School of Education Faculty Team Present at National Conference
A team of seven faculty members from the Ralph C. Wilson, Jr. School of Education were featured presenters at the 35th Annual Conference for The Association for Severely Handicapped (TASH). This was the first time that an entire department, in this case the Special Education team, submitted proposals that were all accepted to present! The conference was held in December in Denver, Colorado.
The theme was “Embracing Difference…It’s Time!” and presentations focused on five specific topics; inclusive education, community living, employment, human rights, and people of color.
Drs. Whitney Rapp and Susan Hildenbrand’s presentation focused on teacher preparation and was entitled, “Doing For is Not Providing For: Scaffolding Independence While Maintaining High Expectations.” They discussed a path to student-centered, independent, and authentic learning through specific resources and strategies.

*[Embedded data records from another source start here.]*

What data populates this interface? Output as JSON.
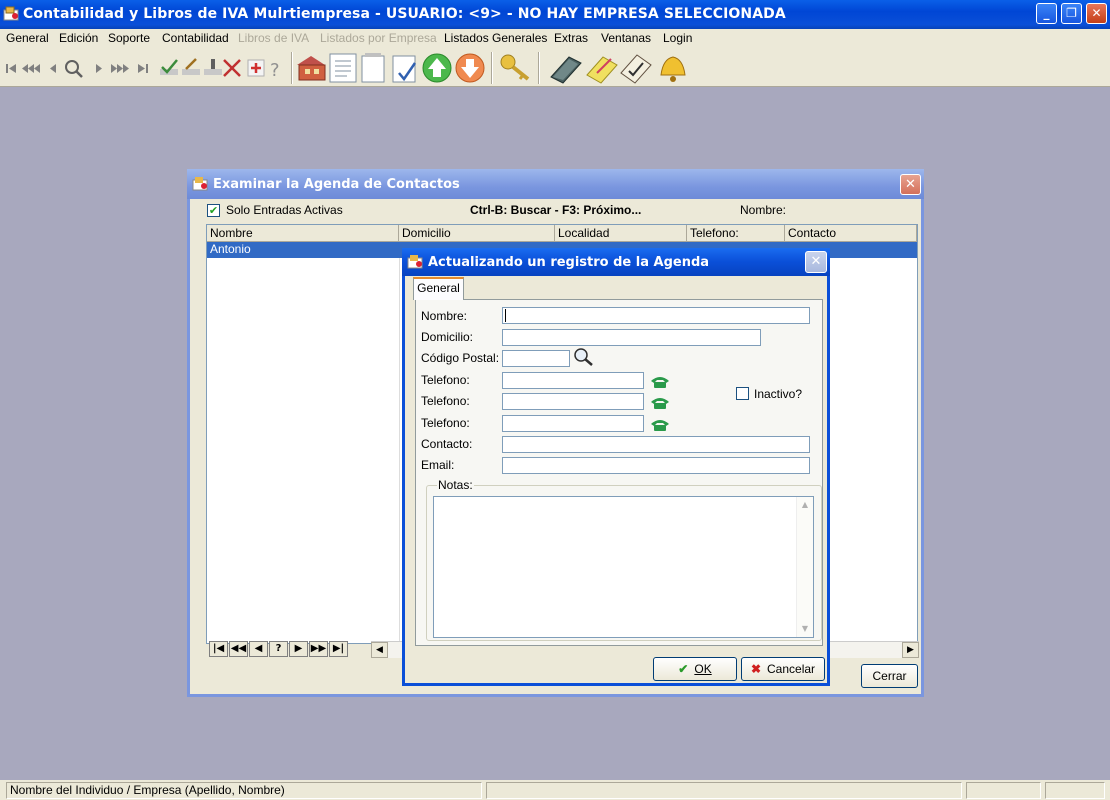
{
  "window": {
    "title": "Contabilidad y Libros de IVA Mulrtiempresa - USUARIO:  <9> - NO HAY EMPRESA SELECCIONADA",
    "minimize": "_",
    "restore": "❐",
    "close": "✕"
  },
  "menu": {
    "items": [
      {
        "label": "General",
        "enabled": true
      },
      {
        "label": "Edición",
        "enabled": true
      },
      {
        "label": "Soporte",
        "enabled": true
      },
      {
        "label": "Contabilidad",
        "enabled": true
      },
      {
        "label": "Libros de IVA",
        "enabled": false
      },
      {
        "label": "Listados por Empresa",
        "enabled": false
      },
      {
        "label": "Listados Generales",
        "enabled": true
      },
      {
        "label": "Extras",
        "enabled": true
      },
      {
        "label": "Ventanas",
        "enabled": true
      },
      {
        "label": "Login",
        "enabled": true
      }
    ]
  },
  "toolbar": {
    "icons": [
      "first-record-icon",
      "prev-page-icon",
      "prev-record-icon",
      "search-icon",
      "next-record-icon",
      "next-page-icon",
      "last-record-icon",
      "confirm-icon",
      "edit-icon",
      "insert-icon",
      "delete-icon",
      "add-icon",
      "help-icon",
      "company-icon",
      "document-icon",
      "notepad-icon",
      "checklist-icon",
      "up-arrow-icon",
      "down-arrow-icon",
      "key-icon",
      "book-icon",
      "notes-icon",
      "clipboard-icon",
      "bell-icon"
    ]
  },
  "examinar": {
    "title": "Examinar la Agenda de Contactos",
    "close": "✕",
    "checkbox_label": "Solo Entradas Activas",
    "checkbox_mark": "✔",
    "hint": "Ctrl-B: Buscar - F3: Próximo...",
    "search_label": "Nombre:",
    "columns": [
      "Nombre",
      "Domicilio",
      "Localidad",
      "Telefono:",
      "Contacto"
    ],
    "rows": [
      {
        "nombre": "Antonio"
      }
    ],
    "nav_buttons": [
      "|◀",
      "◀◀",
      "◀",
      "?",
      "▶",
      "▶▶",
      "▶|"
    ],
    "scroll_left": "◀",
    "scroll_right": "▶",
    "close_button": "Cerrar"
  },
  "dialog": {
    "title": "Actualizando un registro de la Agenda",
    "close": "✕",
    "tab": "General",
    "fields": {
      "nombre": "Nombre:",
      "domicilio": "Domicilio:",
      "codigo_postal": "Código Postal:",
      "telefono1": "Telefono:",
      "telefono2": "Telefono:",
      "telefono3": "Telefono:",
      "contacto": "Contacto:",
      "email": "Email:"
    },
    "values": {
      "nombre": "",
      "domicilio": "",
      "codigo_postal": "",
      "telefono1": "",
      "telefono2": "",
      "telefono3": "",
      "contacto": "",
      "email": ""
    },
    "inactivo_label": "Inactivo?",
    "notas_label": "Notas:",
    "scroll_up": "▲",
    "scroll_down": "▼",
    "ok_label": "OK",
    "ok_mark": "✔",
    "cancel_label": "Cancelar",
    "cancel_mark": "✖"
  },
  "status": {
    "message": "Nombre del Individuo / Empresa (Apellido, Nombre)"
  }
}
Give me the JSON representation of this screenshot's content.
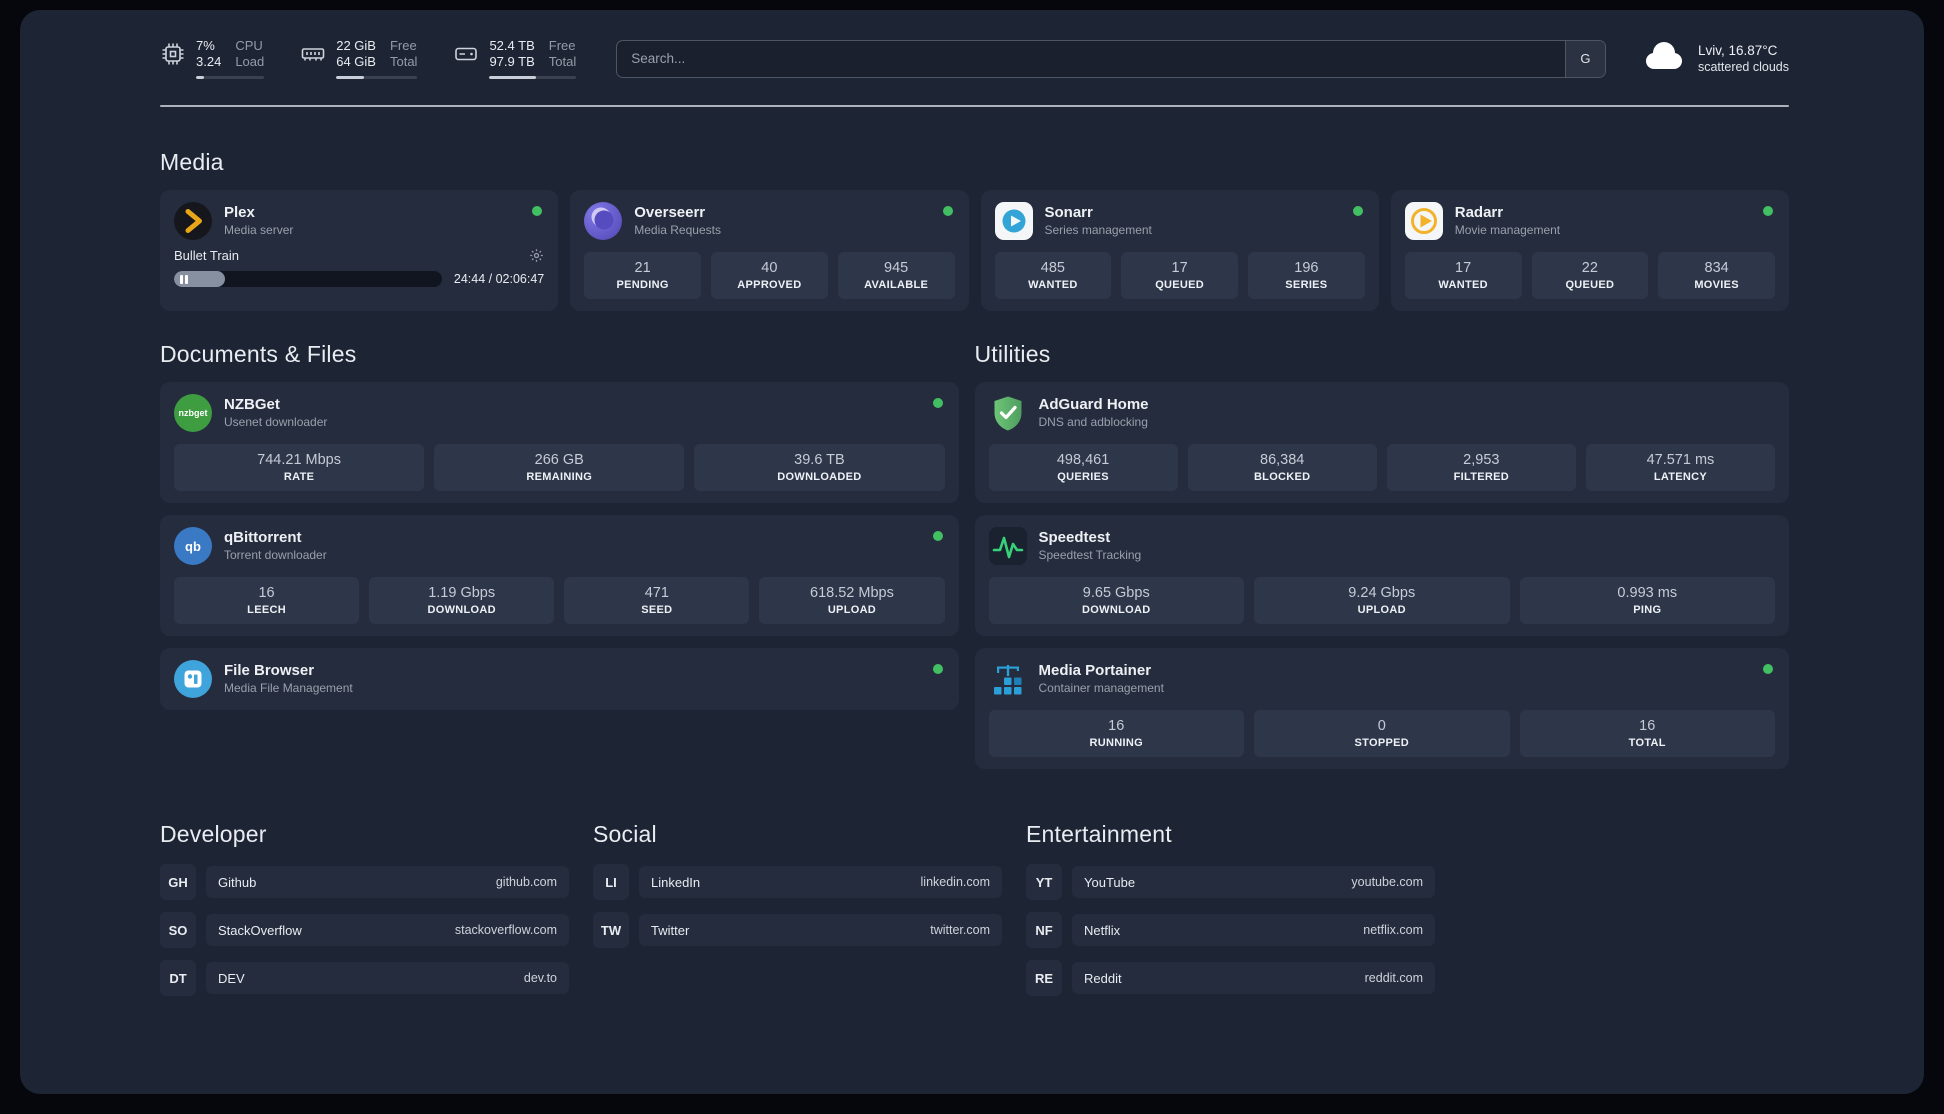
{
  "colors": {
    "background": "#1d2433",
    "card": "#252c3d",
    "stat_box": "#2e3649",
    "status_online": "#43bf63"
  },
  "topbar": {
    "cpu": {
      "icon": "cpu-icon",
      "percent": "7%",
      "load": "3.24",
      "label_top": "CPU",
      "label_bottom": "Load",
      "bar_percent": 12
    },
    "memory": {
      "icon": "memory-icon",
      "free": "22 GiB",
      "total": "64 GiB",
      "label_top": "Free",
      "label_bottom": "Total",
      "bar_percent": 34
    },
    "storage": {
      "icon": "storage-icon",
      "free": "52.4 TB",
      "total": "97.9 TB",
      "label_top": "Free",
      "label_bottom": "Total",
      "bar_percent": 54
    },
    "search": {
      "placeholder": "Search...",
      "engine_button": "G"
    },
    "weather": {
      "icon": "cloud-icon",
      "location": "Lviv, 16.87°C",
      "condition": "scattered clouds"
    }
  },
  "sections": {
    "media": "Media",
    "documents": "Documents & Files",
    "utilities": "Utilities",
    "developer": "Developer",
    "social": "Social",
    "entertainment": "Entertainment"
  },
  "apps": {
    "plex": {
      "name": "Plex",
      "description": "Media server",
      "icon": "plex-icon",
      "now_playing": {
        "title": "Bullet Train",
        "elapsed_total": "24:44 / 02:06:47",
        "progress_percent": 19
      }
    },
    "overseerr": {
      "name": "Overseerr",
      "description": "Media Requests",
      "icon": "overseerr-icon",
      "stats": [
        {
          "value": "21",
          "label": "PENDING"
        },
        {
          "value": "40",
          "label": "APPROVED"
        },
        {
          "value": "945",
          "label": "AVAILABLE"
        }
      ]
    },
    "sonarr": {
      "name": "Sonarr",
      "description": "Series management",
      "icon": "sonarr-icon",
      "stats": [
        {
          "value": "485",
          "label": "WANTED"
        },
        {
          "value": "17",
          "label": "QUEUED"
        },
        {
          "value": "196",
          "label": "SERIES"
        }
      ]
    },
    "radarr": {
      "name": "Radarr",
      "description": "Movie management",
      "icon": "radarr-icon",
      "stats": [
        {
          "value": "17",
          "label": "WANTED"
        },
        {
          "value": "22",
          "label": "QUEUED"
        },
        {
          "value": "834",
          "label": "MOVIES"
        }
      ]
    },
    "nzbget": {
      "name": "NZBGet",
      "description": "Usenet downloader",
      "icon": "nzbget-icon",
      "icon_text": "nzbget",
      "stats": [
        {
          "value": "744.21 Mbps",
          "label": "RATE"
        },
        {
          "value": "266 GB",
          "label": "REMAINING"
        },
        {
          "value": "39.6 TB",
          "label": "DOWNLOADED"
        }
      ]
    },
    "qbittorrent": {
      "name": "qBittorrent",
      "description": "Torrent downloader",
      "icon": "qbittorrent-icon",
      "icon_text": "qb",
      "stats": [
        {
          "value": "16",
          "label": "LEECH"
        },
        {
          "value": "1.19 Gbps",
          "label": "DOWNLOAD"
        },
        {
          "value": "471",
          "label": "SEED"
        },
        {
          "value": "618.52 Mbps",
          "label": "UPLOAD"
        }
      ]
    },
    "filebrowser": {
      "name": "File Browser",
      "description": "Media File Management",
      "icon": "filebrowser-icon"
    },
    "adguard": {
      "name": "AdGuard Home",
      "description": "DNS and adblocking",
      "icon": "adguard-icon",
      "stats": [
        {
          "value": "498,461",
          "label": "QUERIES"
        },
        {
          "value": "86,384",
          "label": "BLOCKED"
        },
        {
          "value": "2,953",
          "label": "FILTERED"
        },
        {
          "value": "47.571 ms",
          "label": "LATENCY"
        }
      ]
    },
    "speedtest": {
      "name": "Speedtest",
      "description": "Speedtest Tracking",
      "icon": "speedtest-icon",
      "stats": [
        {
          "value": "9.65 Gbps",
          "label": "DOWNLOAD"
        },
        {
          "value": "9.24 Gbps",
          "label": "UPLOAD"
        },
        {
          "value": "0.993 ms",
          "label": "PING"
        }
      ]
    },
    "portainer": {
      "name": "Media Portainer",
      "description": "Container management",
      "icon": "portainer-icon",
      "stats": [
        {
          "value": "16",
          "label": "RUNNING"
        },
        {
          "value": "0",
          "label": "STOPPED"
        },
        {
          "value": "16",
          "label": "TOTAL"
        }
      ]
    }
  },
  "links": {
    "developer": [
      {
        "abbr": "GH",
        "name": "Github",
        "url": "github.com"
      },
      {
        "abbr": "SO",
        "name": "StackOverflow",
        "url": "stackoverflow.com"
      },
      {
        "abbr": "DT",
        "name": "DEV",
        "url": "dev.to"
      }
    ],
    "social": [
      {
        "abbr": "LI",
        "name": "LinkedIn",
        "url": "linkedin.com"
      },
      {
        "abbr": "TW",
        "name": "Twitter",
        "url": "twitter.com"
      }
    ],
    "entertainment": [
      {
        "abbr": "YT",
        "name": "YouTube",
        "url": "youtube.com"
      },
      {
        "abbr": "NF",
        "name": "Netflix",
        "url": "netflix.com"
      },
      {
        "abbr": "RE",
        "name": "Reddit",
        "url": "reddit.com"
      }
    ]
  }
}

Drs. David Rostetter, Susan Schultz, and Dan Kelly’s presentation, “Least Restrictive Environment: The Unfulfilled Promise of Integration,” centered around advocacy, legislation, and litigation. All three brought a unique perspective of being a parent of a student with a disability, a national policy expert, and a teacher educator.
And Drs. Katrina Arndt and Rostetter presented, “Class Action Lawsuits in Special Education – Review and Recommendations.” They spoke specifically about class action lawsuits relative to least restrictive environment provisions, school services for students with the label ‘mental retardation,’ and service provision for students labeled with autism spectrum disorders. The session concluded with recommendations for families and practitioners.
“We are so lucky to have a unique, talented, and hard working team who share expertise and encourage each other to grow professionally,” said Dr. Schultz, Special Education Program Director and Assistant Professor at the School of Education.
TASH is an international association of people with disabilities, their family members, other advocates, and professionals fighting for a society in which inclusion of all people in all aspects of society is the norm. The organization’s members are concerned with human dignity, civil rights, education, and independence for all individuals with disabilities. TASH is made up of over thirty chapters and has members from thirty-four different countries and territories.